Outre les soins et l'enseignement, les Cliniques universitaires Saint-Luc développent également la recherche clinique, notamment dans le domaine des neurosciences, des addictions et de la psychiatrie sociale. La collaboration avec l'Hôpital psychiatrique du Beau Vallon offre aux médecins-chercheurs un lieu de recherche spécifique plus étendu.

L'hôpital occupe environ 630 travailleurs, ce qui constitue pour la région, un employeur important.

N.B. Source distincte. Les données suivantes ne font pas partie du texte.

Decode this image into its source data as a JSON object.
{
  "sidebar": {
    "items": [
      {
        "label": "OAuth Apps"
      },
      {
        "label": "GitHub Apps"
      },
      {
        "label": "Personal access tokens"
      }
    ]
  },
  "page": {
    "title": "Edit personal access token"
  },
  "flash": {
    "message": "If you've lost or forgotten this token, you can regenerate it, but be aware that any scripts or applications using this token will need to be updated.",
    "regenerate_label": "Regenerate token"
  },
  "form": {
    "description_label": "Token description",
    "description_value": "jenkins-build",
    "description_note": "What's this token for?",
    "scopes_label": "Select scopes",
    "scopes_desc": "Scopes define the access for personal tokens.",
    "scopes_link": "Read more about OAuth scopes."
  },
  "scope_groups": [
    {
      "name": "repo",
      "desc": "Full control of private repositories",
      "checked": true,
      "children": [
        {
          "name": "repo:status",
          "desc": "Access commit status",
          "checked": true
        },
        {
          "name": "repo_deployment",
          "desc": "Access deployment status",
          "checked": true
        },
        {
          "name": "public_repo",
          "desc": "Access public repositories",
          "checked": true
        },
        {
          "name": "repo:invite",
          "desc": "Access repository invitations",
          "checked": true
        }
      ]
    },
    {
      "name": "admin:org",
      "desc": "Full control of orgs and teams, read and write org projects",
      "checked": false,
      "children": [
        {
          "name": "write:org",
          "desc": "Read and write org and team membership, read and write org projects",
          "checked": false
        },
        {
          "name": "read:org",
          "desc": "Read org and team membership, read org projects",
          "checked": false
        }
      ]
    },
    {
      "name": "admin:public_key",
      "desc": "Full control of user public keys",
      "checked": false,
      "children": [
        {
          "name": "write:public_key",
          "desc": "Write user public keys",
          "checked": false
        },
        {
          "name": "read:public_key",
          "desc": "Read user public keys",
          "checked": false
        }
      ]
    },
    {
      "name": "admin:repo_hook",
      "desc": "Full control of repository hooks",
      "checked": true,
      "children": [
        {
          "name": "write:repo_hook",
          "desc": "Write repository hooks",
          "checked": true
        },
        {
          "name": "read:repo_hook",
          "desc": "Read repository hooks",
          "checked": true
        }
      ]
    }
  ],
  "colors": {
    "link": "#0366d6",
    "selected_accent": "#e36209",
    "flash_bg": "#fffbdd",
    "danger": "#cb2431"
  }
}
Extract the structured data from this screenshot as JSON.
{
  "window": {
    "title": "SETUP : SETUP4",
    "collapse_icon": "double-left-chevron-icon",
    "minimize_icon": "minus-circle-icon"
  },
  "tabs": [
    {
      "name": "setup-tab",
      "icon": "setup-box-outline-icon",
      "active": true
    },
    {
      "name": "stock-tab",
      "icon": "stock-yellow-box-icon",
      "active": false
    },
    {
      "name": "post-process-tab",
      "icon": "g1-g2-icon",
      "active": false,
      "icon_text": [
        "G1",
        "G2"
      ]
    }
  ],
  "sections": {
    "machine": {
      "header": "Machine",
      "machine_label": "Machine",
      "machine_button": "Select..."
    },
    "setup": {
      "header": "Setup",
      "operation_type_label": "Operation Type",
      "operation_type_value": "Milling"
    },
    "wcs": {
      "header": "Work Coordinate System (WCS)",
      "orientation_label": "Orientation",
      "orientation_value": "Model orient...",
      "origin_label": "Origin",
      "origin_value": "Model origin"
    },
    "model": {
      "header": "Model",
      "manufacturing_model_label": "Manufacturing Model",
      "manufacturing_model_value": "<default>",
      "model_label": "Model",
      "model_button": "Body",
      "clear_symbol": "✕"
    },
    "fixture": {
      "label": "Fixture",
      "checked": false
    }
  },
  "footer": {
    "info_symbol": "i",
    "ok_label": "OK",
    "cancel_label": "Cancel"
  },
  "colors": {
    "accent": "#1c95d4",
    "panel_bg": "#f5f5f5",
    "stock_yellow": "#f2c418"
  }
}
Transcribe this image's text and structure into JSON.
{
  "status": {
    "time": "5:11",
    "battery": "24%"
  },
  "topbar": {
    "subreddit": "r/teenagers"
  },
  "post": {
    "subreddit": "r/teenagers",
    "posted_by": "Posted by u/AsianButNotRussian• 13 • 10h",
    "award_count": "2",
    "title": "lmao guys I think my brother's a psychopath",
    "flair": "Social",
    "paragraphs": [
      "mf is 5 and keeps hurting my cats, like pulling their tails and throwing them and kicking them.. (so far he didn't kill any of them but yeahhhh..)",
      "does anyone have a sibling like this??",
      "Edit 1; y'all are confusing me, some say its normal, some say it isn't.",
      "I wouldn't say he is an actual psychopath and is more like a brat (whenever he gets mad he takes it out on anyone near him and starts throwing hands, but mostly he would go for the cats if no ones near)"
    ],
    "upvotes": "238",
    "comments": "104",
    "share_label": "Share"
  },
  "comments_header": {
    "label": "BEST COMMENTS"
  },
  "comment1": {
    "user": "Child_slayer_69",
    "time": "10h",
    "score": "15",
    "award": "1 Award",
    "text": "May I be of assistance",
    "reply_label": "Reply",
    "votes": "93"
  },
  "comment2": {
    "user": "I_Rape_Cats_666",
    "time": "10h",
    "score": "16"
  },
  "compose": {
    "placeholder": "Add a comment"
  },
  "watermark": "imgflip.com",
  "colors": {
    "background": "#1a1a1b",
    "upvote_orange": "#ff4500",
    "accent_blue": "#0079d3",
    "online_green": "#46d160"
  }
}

Les services de soins sont dotés d'équipes pluridisciplinaires (médecins, infirmier(e)s, aides soignant(e)s, éducateurs(trices), assistantes sociales, ergothérapeutes, psychologues, kinésithérapeutes, techniciennes de surface, …) qui travaillent en collaboration entre eux et avec les autres départements (pharmacie hospitalière, direction générale, ressources humaines, administration, finances, informatique, services techniques, cuisine, self service, buanderie, département immobilier, …)
Tous ces métiers contribuent à la prise en charge quotidienne de quelques 500 patients.  Cela correspond à plus d'un millier de personnes sur le site hospitalier.

Grâce à une politique d'ouverture au monde extérieur (colloques, collaborations, nouvelles structures), l'hôpital s'emploie à relativiser l'hospitalisation psychiatrique, à familiariser ses utilisateurs et la population en général à la psychiatrie moderne pratiquée sur le site et tente de faire tomber mythes et tabous encore entretenus à l'égard des établissements de soins psychiatriques.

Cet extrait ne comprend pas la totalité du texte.